Shedeur Sanders made $17.7M without playing a snap
His royalty earnings shatter Tom Brady’s record and triple his rookie contract
When Shedeur Sanders dropped to pick No. 144 in the 2025 NFL Draft, the narrative wrote itself. A projected top-five quarterback, the son of Hall of Famer Deion Sanders, sitting on the board through four rounds while teams passed him over. The financial hit seemed inevitable.
Turns out, his bank account didn’t get the memo.
Sanders’ royalties hit a jaw-dropping number
A recently filed LM-2 report from the NFL Players Association shows that Sanders, through his company SS2 Legendary LLC, collected more than $17.7 million in royalties between May 2025 and February 2026. The figure, first surfaced by Front Office Sports and confirmed by Pro Football Talk, tops the previous single-year NFLPA record of $9.5 million, a number that belonged to Tom Brady.
Thirteen separate payments listed under royalties/player marketing make up the total. The largest, $9.24 million, landed on May 16, 2025. A second payment of $2.08 million followed in January 2026. These royalties flow primarily from group licensing deals covering jersey sales, trading cards, video games, and licensed collectibles.
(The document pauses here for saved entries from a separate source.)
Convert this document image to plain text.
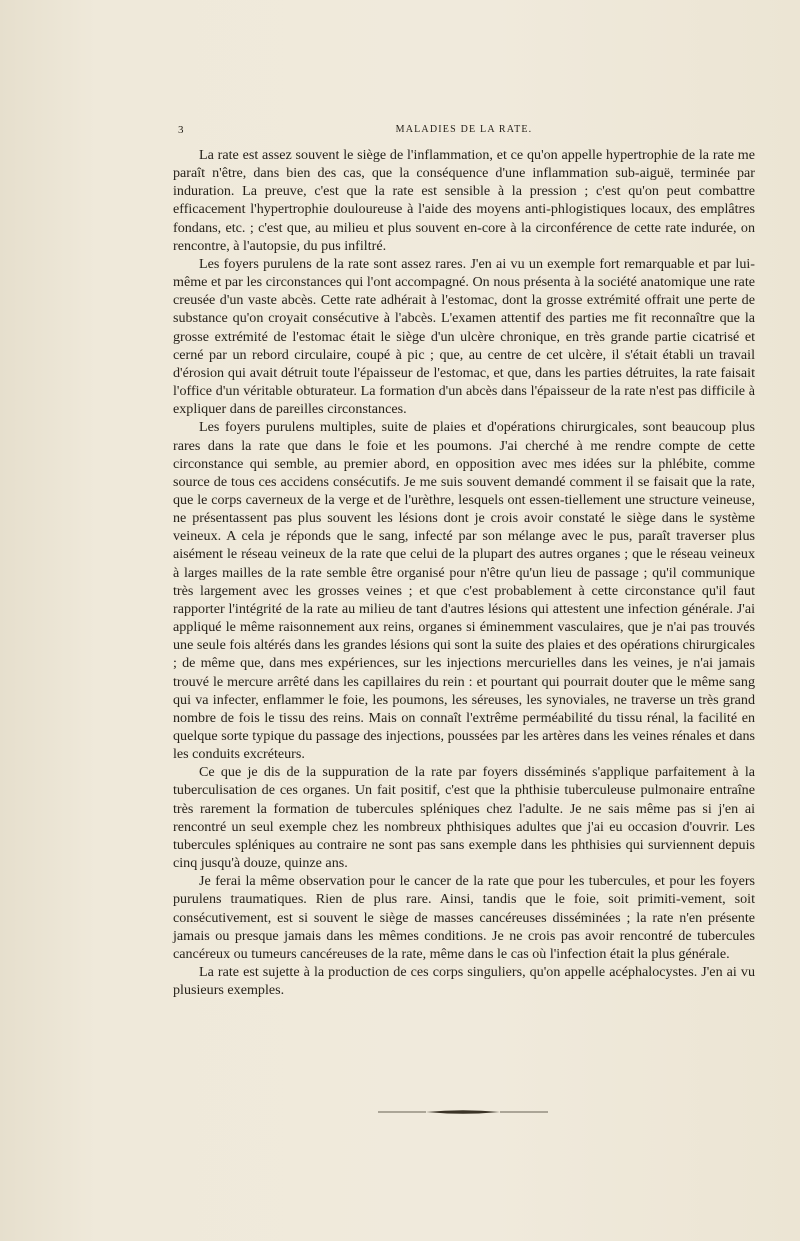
3	MALADIES DE LA RATE.

La rate est assez souvent le siège de l'inflammation, et ce qu'on appelle hypertrophie de la rate me paraît n'être, dans bien des cas, que la conséquence d'une inflammation sub-aiguë, terminée par induration. La preuve, c'est que la rate est sensible à la pression ; c'est qu'on peut combattre efficacement l'hypertrophie douloureuse à l'aide des moyens anti-phlogistiques locaux, des emplâtres fondans, etc. ; c'est que, au milieu et plus souvent en-core à la circonférence de cette rate indurée, on rencontre, à l'autopsie, du pus infiltré.

Les foyers purulens de la rate sont assez rares. J'en ai vu un exemple fort remarquable et par lui-même et par les circonstances qui l'ont accompagné. On nous présenta à la société anatomique une rate creusée d'un vaste abcès. Cette rate adhérait à l'estomac, dont la grosse extrémité offrait une perte de substance qu'on croyait consécutive à l'abcès. L'examen attentif des parties me fit reconnaître que la grosse extrémité de l'estomac était le siège d'un ulcère chronique, en très grande partie cicatrisé et cerné par un rebord circulaire, coupé à pic ; que, au centre de cet ulcère, il s'était établi un travail d'érosion qui avait détruit toute l'épaisseur de l'estomac, et que, dans les parties détruites, la rate faisait l'office d'un véritable obturateur. La formation d'un abcès dans l'épaisseur de la rate n'est pas difficile à expliquer dans de pareilles circonstances.

Les foyers purulens multiples, suite de plaies et d'opérations chirurgicales, sont beaucoup plus rares dans la rate que dans le foie et les poumons. J'ai cherché à me rendre compte de cette circonstance qui semble, au premier abord, en opposition avec mes idées sur la phlébite, comme source de tous ces accidens consécutifs. Je me suis souvent demandé comment il se faisait que la rate, que le corps caverneux de la verge et de l'urèthre, lesquels ont essen-tiellement une structure veineuse, ne présentassent pas plus souvent les lésions dont je crois avoir constaté le siège dans le système veineux. A cela je réponds que le sang, infecté par son mélange avec le pus, paraît traverser plus aisément le réseau veineux de la rate que celui de la plupart des autres organes ; que le réseau veineux à larges mailles de la rate semble être organisé pour n'être qu'un lieu de passage ; qu'il communique très largement avec les grosses veines ; et que c'est probablement à cette circonstance qu'il faut rapporter l'intégrité de la rate au milieu de tant d'autres lésions qui attestent une infection générale. J'ai appliqué le même raisonnement aux reins, organes si éminemment vasculaires, que je n'ai pas trouvés une seule fois altérés dans les grandes lésions qui sont la suite des plaies et des opérations chirurgicales ; de même que, dans mes expériences, sur les injections mercurielles dans les veines, je n'ai jamais trouvé le mercure arrêté dans les capillaires du rein : et pourtant qui pourrait douter que le même sang qui va infecter, enflammer le foie, les poumons, les séreuses, les synoviales, ne traverse un très grand nombre de fois le tissu des reins. Mais on connaît l'extrême perméabilité du tissu rénal, la facilité en quelque sorte typique du passage des injections, poussées par les artères dans les veines rénales et dans les conduits excréteurs.

Ce que je dis de la suppuration de la rate par foyers disséminés s'applique parfaitement à la tuberculisation de ces organes. Un fait positif, c'est que la phthisie tuberculeuse pulmonaire entraîne très rarement la formation de tubercules spléniques chez l'adulte. Je ne sais même pas si j'en ai rencontré un seul exemple chez les nombreux phthisiques adultes que j'ai eu occasion d'ouvrir. Les tubercules spléniques au contraire ne sont pas sans exemple dans les phthisies qui surviennent depuis cinq jusqu'à douze, quinze ans.

Je ferai la même observation pour le cancer de la rate que pour les tubercules, et pour les foyers purulens traumatiques. Rien de plus rare. Ainsi, tandis que le foie, soit primiti-vement, soit consécutivement, est si souvent le siège de masses cancéreuses disséminées ; la rate n'en présente jamais ou presque jamais dans les mêmes conditions. Je ne crois pas avoir rencontré de tubercules cancéreux ou tumeurs cancéreuses de la rate, même dans le cas où l'infection était la plus générale.

La rate est sujette à la production de ces corps singuliers, qu'on appelle acéphalocystes. J'en ai vu plusieurs exemples.
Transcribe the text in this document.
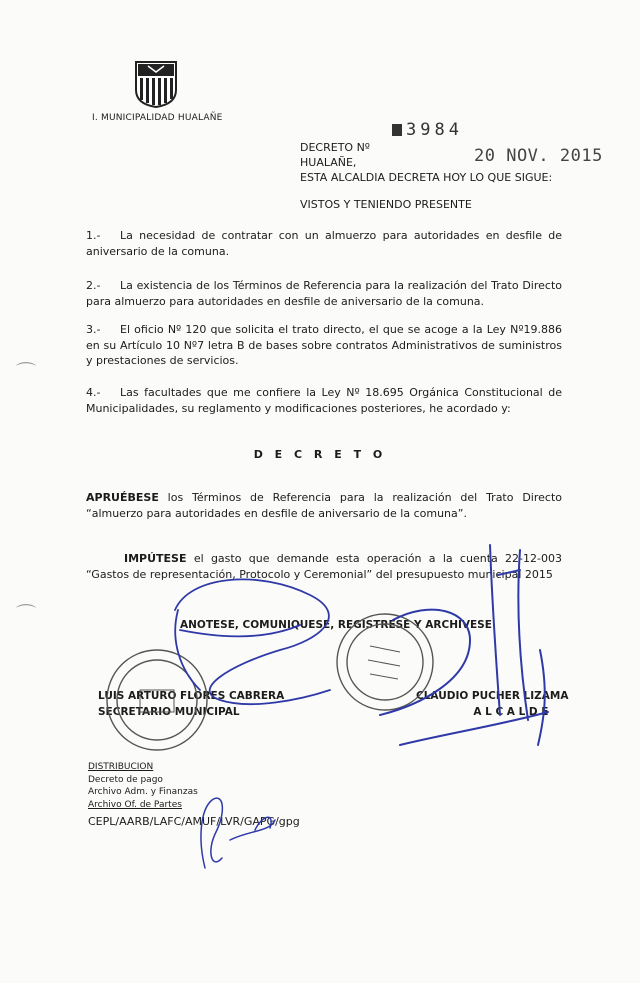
I. MUNICIPALIDAD HUALAÑE
3984
20 NOV. 2015
DECRETO Nº
HUALAÑE,
ESTA ALCALDIA DECRETA HOY LO QUE SIGUE:
VISTOS Y TENIENDO PRESENTE
1.- La necesidad de contratar con un almuerzo para autoridades en desfile de aniversario de la comuna.
2.- La existencia de los Términos de Referencia para la realización del Trato Directo para almuerzo para autoridades en desfile de aniversario de la comuna.
3.- El oficio Nº 120 que solicita el trato directo, el que se acoge a la Ley Nº19.886 en su Artículo 10 Nº7 letra B de bases sobre contratos Administrativos de suministros y prestaciones de servicios.
4.- Las facultades que me confiere la Ley Nº 18.695 Orgánica Constitucional de Municipalidades, su reglamento y modificaciones posteriores, he acordado y:
D E C R E T O
APRUÉBESE los Términos de Referencia para la realización del Trato Directo “almuerzo para autoridades en desfile de aniversario de la comuna”.
IMPÚTESE el gasto que demande esta operación a la cuenta 22-12-003 “Gastos de representación, Protocolo y Ceremonial” del presupuesto municipal 2015
ANOTESE, COMUNIQUESE, REGISTRESE Y ARCHIVESE
LUIS ARTURO FLORES CABRERA
SECRETARIO MUNICIPAL
CLAUDIO PUCHER LIZAMA
A L C A L D E
DISTRIBUCION
Decreto de pago
Archivo Adm. y Finanzas
Archivo Of. de Partes
CEPL/AARB/LAFC/AMUF/LVR/GAPG/gpg
⌒
⌒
The NFLPA’s annual federal filing shows that, from May 2025 through February 2026, Shedeur Sanders received more than $17.7 million in royalties payments — shattering the prior one-year record of $9.5 million. https://t.co/ZyPjP2uHOV
— ProFootballTalk (@ProFootballTalk) May 30, 2026
The Sanders brand ran ahead of the Sanders pick
For context, his entire four-year rookie contract is worth roughly $4.6 million. His royalty earnings in a single year are nearly four times that figure. They also exceed the full rookie deal of Green Bay Packers receiver Matthew Golden, the 23rd overall pick, who signed for $17.57 million.
Part of the May payment may reflect a trading-card guarantee negotiated before draft day, when Sanders was still widely expected to go in round one. Even so, the scale of his earnings signals something broader. His popularity was never tied to his draft slot.
Sanders built a following before the NFL even called his name
Long before he played a single professional down, Sanders had built a national profile through his years at Jackson State and Colorado alongside his father. His social media reach extended well beyond football fans. Merchandise flew off shelves regardless of what round teams selected him in.
That foundation explains why his royalty income stayed strong even after the draft-day slide. Fans were already buying in.
What comes next for Sanders
There is also reason to expect another strong year in the next LM-2 filing. Sanders changed his jersey number from 12 to 2 in March, which means fans who bought his old jersey will need a new one. Fresh merchandise cycles tend to push sales back up.
The draft may have cost him a larger guaranteed salary. In terms of marketability, though, the fifth round barely registered.